The returned list of function generated by combinators is a list of tokens in the order of they appeared in the products.

operator >>

Sequence combinator. For example, the product S -> T S would be written as $S = \$T >> $S; where $S and $T are rules, i.e, products.

operator |

Alternative combinator. For example, the product S -> P | Q would be written as $S = \$T | \$Q; where $S, $T and $Q are rules.

operator **

Using combinator. It takes a operator, combinator, compsite of combinators, product, or reference to an instance of those classes as the left-hand-side operand and a subroutine as the right-hand-side operand. The returned value of lhs operand will be passed to rhs operand, and the returned value of rhs operand applied with its argument will be returned. This combinator is used for semantic actions.

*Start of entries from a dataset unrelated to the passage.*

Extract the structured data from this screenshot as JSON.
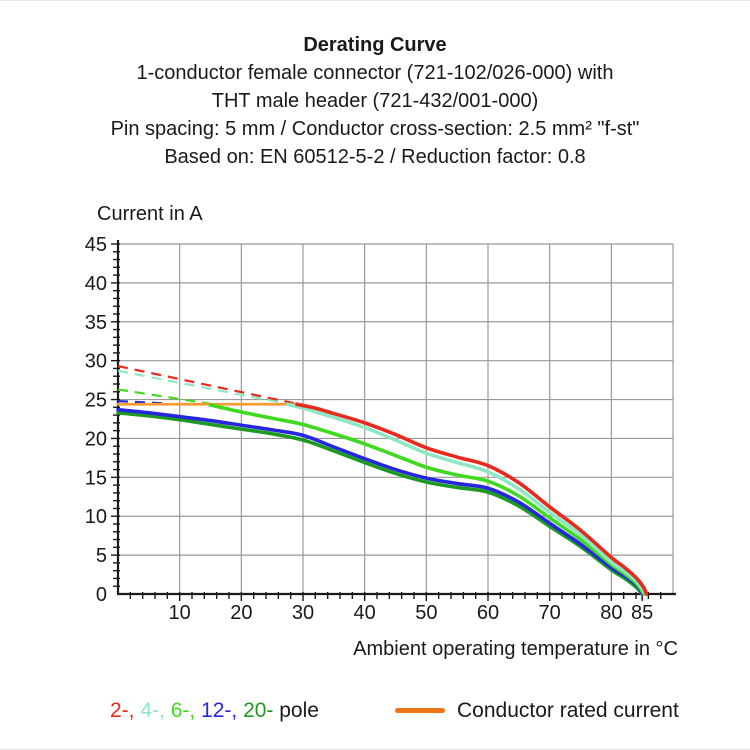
{
  "chart_data": {
    "type": "line",
    "title": "Derating Curve",
    "subtitle_lines": [
      "1-conductor female connector (721-102/026-000) with",
      "THT male header (721-432/001-000)",
      "Pin spacing: 5 mm / Conductor cross-section: 2.5 mm² \"f-st\"",
      "Based on: EN 60512-5-2 / Reduction factor: 0.8"
    ],
    "ylabel": "Current in A",
    "xlabel": "Ambient operating temperature in °C",
    "xlim": [
      0,
      90
    ],
    "ylim": [
      0,
      45
    ],
    "grid": {
      "on": true,
      "x_step": 10,
      "y_step": 5,
      "color": "#999999"
    },
    "x_minor_tick_step": 2,
    "y_minor_tick_step": 1,
    "x_tick_labels": [
      10,
      20,
      30,
      40,
      50,
      60,
      70,
      80,
      85
    ],
    "y_tick_labels": [
      0,
      5,
      10,
      15,
      20,
      25,
      30,
      35,
      40,
      45
    ],
    "axis_color": "#1a1a1a",
    "rated_current_line": {
      "label": "Conductor rated current",
      "y": 24.4,
      "x_range": [
        0,
        29
      ],
      "line_color": "#f59d33",
      "legend_swatch_color": "#ee7518"
    },
    "series": [
      {
        "name": "2-pole",
        "legend_label": "2-,",
        "color": "#e8291c",
        "dashed_points": [
          [
            0,
            29.3
          ],
          [
            29,
            24.45
          ]
        ],
        "solid_points": [
          [
            29,
            24.4
          ],
          [
            32,
            23.9
          ],
          [
            35,
            23.2
          ],
          [
            40,
            22.0
          ],
          [
            45,
            20.5
          ],
          [
            50,
            18.8
          ],
          [
            55,
            17.6
          ],
          [
            60,
            16.5
          ],
          [
            65,
            14.3
          ],
          [
            70,
            11.2
          ],
          [
            75,
            8.2
          ],
          [
            80,
            4.7
          ],
          [
            82,
            3.5
          ],
          [
            84,
            2.1
          ],
          [
            85.2,
            0.9
          ],
          [
            85.7,
            0
          ]
        ]
      },
      {
        "name": "4-pole",
        "legend_label": "4-,",
        "color": "#8ce7c2",
        "dashed_points": [
          [
            0,
            28.7
          ],
          [
            27.5,
            24.45
          ]
        ],
        "solid_points": [
          [
            27.5,
            24.4
          ],
          [
            30,
            23.9
          ],
          [
            35,
            22.7
          ],
          [
            40,
            21.4
          ],
          [
            45,
            19.8
          ],
          [
            50,
            18.1
          ],
          [
            55,
            16.9
          ],
          [
            60,
            15.7
          ],
          [
            65,
            13.5
          ],
          [
            70,
            10.5
          ],
          [
            75,
            7.6
          ],
          [
            80,
            4.1
          ],
          [
            82,
            3.0
          ],
          [
            84,
            1.7
          ],
          [
            85,
            0.7
          ],
          [
            85.5,
            0
          ]
        ]
      },
      {
        "name": "6-pole",
        "legend_label": "6-,",
        "color": "#3fda20",
        "dashed_points": [
          [
            0,
            26.3
          ],
          [
            15,
            24.45
          ]
        ],
        "solid_points": [
          [
            15,
            24.3
          ],
          [
            20,
            23.4
          ],
          [
            25,
            22.6
          ],
          [
            30,
            21.8
          ],
          [
            35,
            20.6
          ],
          [
            40,
            19.3
          ],
          [
            45,
            17.8
          ],
          [
            50,
            16.3
          ],
          [
            55,
            15.3
          ],
          [
            60,
            14.5
          ],
          [
            65,
            12.6
          ],
          [
            70,
            9.8
          ],
          [
            75,
            7.0
          ],
          [
            80,
            3.8
          ],
          [
            82,
            2.7
          ],
          [
            84,
            1.4
          ],
          [
            85.3,
            0
          ]
        ]
      },
      {
        "name": "12-pole",
        "legend_label": "12-,",
        "color": "#2527e0",
        "dashed_points": [
          [
            0,
            24.8
          ],
          [
            8,
            24.5
          ]
        ],
        "solid_points": [
          [
            0,
            23.7
          ],
          [
            5,
            23.3
          ],
          [
            10,
            22.8
          ],
          [
            15,
            22.3
          ],
          [
            20,
            21.7
          ],
          [
            25,
            21.1
          ],
          [
            30,
            20.4
          ],
          [
            35,
            18.9
          ],
          [
            40,
            17.4
          ],
          [
            45,
            16.0
          ],
          [
            50,
            14.9
          ],
          [
            55,
            14.2
          ],
          [
            60,
            13.6
          ],
          [
            65,
            11.8
          ],
          [
            70,
            9.1
          ],
          [
            75,
            6.4
          ],
          [
            80,
            3.4
          ],
          [
            82,
            2.4
          ],
          [
            84,
            1.2
          ],
          [
            85.1,
            0
          ]
        ]
      },
      {
        "name": "20-pole",
        "legend_label": "20-",
        "color": "#1c9a22",
        "dashed_points": null,
        "solid_points": [
          [
            0,
            23.3
          ],
          [
            5,
            22.9
          ],
          [
            10,
            22.4
          ],
          [
            15,
            21.8
          ],
          [
            20,
            21.2
          ],
          [
            25,
            20.6
          ],
          [
            30,
            19.8
          ],
          [
            35,
            18.4
          ],
          [
            40,
            16.9
          ],
          [
            45,
            15.5
          ],
          [
            50,
            14.4
          ],
          [
            55,
            13.7
          ],
          [
            60,
            13.1
          ],
          [
            65,
            11.3
          ],
          [
            70,
            8.7
          ],
          [
            75,
            6.1
          ],
          [
            80,
            3.1
          ],
          [
            82,
            2.1
          ],
          [
            84,
            0.9
          ],
          [
            85,
            0
          ]
        ]
      }
    ],
    "legend": {
      "pole_suffix": " pole"
    }
  }
}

The returned value must be a reference to a list containing all the results given by the semantic subroutine.

reference $many

Kleene star combinator. The argument combinator will be matched at least zero time. The returned value is a list of all possible matchings.

Rules:

Rules are products. Products are compsite of operators and/or combinators. To create a product, a scalar variable must be declared, my $P; and then, call Wraith_rules->makerules(\$P) to make it a rule.

Wraith_rules->makerules( @list_of_references_to_products )

It takes a list of references to would-be rules and returned the blessed references. However the returned values can be omitted for the contents of the variables are already blessed. Thus, the variables are able to use the overloaded operators.

AUTHOR

Bo Wang <sceneviper@hotmail.com>

COPYRIGHT

Copyright 2013 - Bo Wang

SEE ALSO

Parser::Combinators, which implements parsec-like parser combinators.

LICENSE

This library is free software; you can redistribute it and/or modify it under the same terms as Perl itself.